Indica que os casos de câncer já relatados poderiam ter uma relação de causa e efeito com o bypass. Até o nosso estudo ser realizado, os casos de câncer no estômago excluso foram descritos como uma possível coincidência. Nós demonstramos que a cirurgia pode promover uma reprogramação metabólica e genética do estômago excluso que é propícia para o desenvolvimento do câncer. No entanto, fatores que determinam efetivamente se o câncer vai ou não se instalar ainda não são conhecidos.
Isso pode indicar também que as condições para a incidência do câncer se criam rapidamente após a cirurgia?
Sim, é possível que as condições se criem rapidamente. Mas o oposto também é verdadeiro. De maneira geral, o câncer é um processo lento e seu aparecimento depende de várias mutações em genes específicos na célula. Essas mutações podem ocorrer ao longo dos anos ou parar em um determinado momento.
Tudo depende do ambiente em que essas células estão expostas. Quanto mais estressante o ambiente, maiores as chances dessas mutações acontecerem. Se o ambiente estressante for retirado, as chances de desenvolvimento do câncer diminuem na mesma proporção. Por essa razão nosso estudo sugere o acompanhamento periódico do estômago excluso ou mesmo sua retirada.
O estudo de vocês analisou apenas mulheres. Por quê?
Nosso maior público no Hospital das Clínicas da Faculdade de Medicina da USP é do sexo feminino. Além disso, para garantir a homogeneidade do estudo e evitar o viés das características biológicas inerentes ao gênero, escolhemos manter apenas mulheres.

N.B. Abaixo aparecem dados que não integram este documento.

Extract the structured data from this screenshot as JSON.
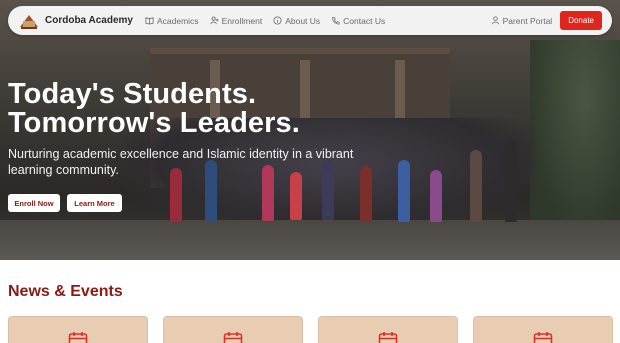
{
  "nav": {
    "brand": "Cordoba Academy",
    "links": [
      {
        "label": "Academics",
        "icon": "book-icon"
      },
      {
        "label": "Enrollment",
        "icon": "user-plus-icon"
      },
      {
        "label": "About Us",
        "icon": "info-icon"
      },
      {
        "label": "Contact Us",
        "icon": "phone-icon"
      }
    ],
    "portal": {
      "label": "Parent Portal",
      "icon": "user-icon"
    },
    "donate_label": "Donate"
  },
  "hero": {
    "title_line1": "Today's Students.",
    "title_line2": "Tomorrow's Leaders.",
    "subtitle": "Nurturing academic excellence and Islamic identity in a vibrant learning community.",
    "primary_cta": "Enroll Now",
    "secondary_cta": "Learn More"
  },
  "news": {
    "title": "News & Events",
    "card_icon": "calendar-icon",
    "card_count": 4
  },
  "colors": {
    "accent": "#8b1a12",
    "donate": "#e0261c",
    "card_bg": "#e9cdb3",
    "card_icon": "#d9302a"
  }
}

É possível saber se o mesmo fenômeno ocorre com os homens ?
Ainda não é possível afirmar, devido à falta de informações na literatura científica. Mais estudos são necessários.
Em termos de implicação prática, os senhores sugerem o monitoramento do estômago excluso após a cirurgia, certo?
O monitoramento do estômago excluso deve ser realizado para diagnosticar condições adversas que possam envolver essa região, como úlcera, gastrite, sangramentos e o próprio câncer. Por isso, é importante o acompanhamento de perto dos pacientes operados por essa técnica por gastroenterologistas.
Por: Naiara Magalhães
Fonte: grupo de pesquisadores da Faculdade de Medicina da Universidade de São Paulo (USP)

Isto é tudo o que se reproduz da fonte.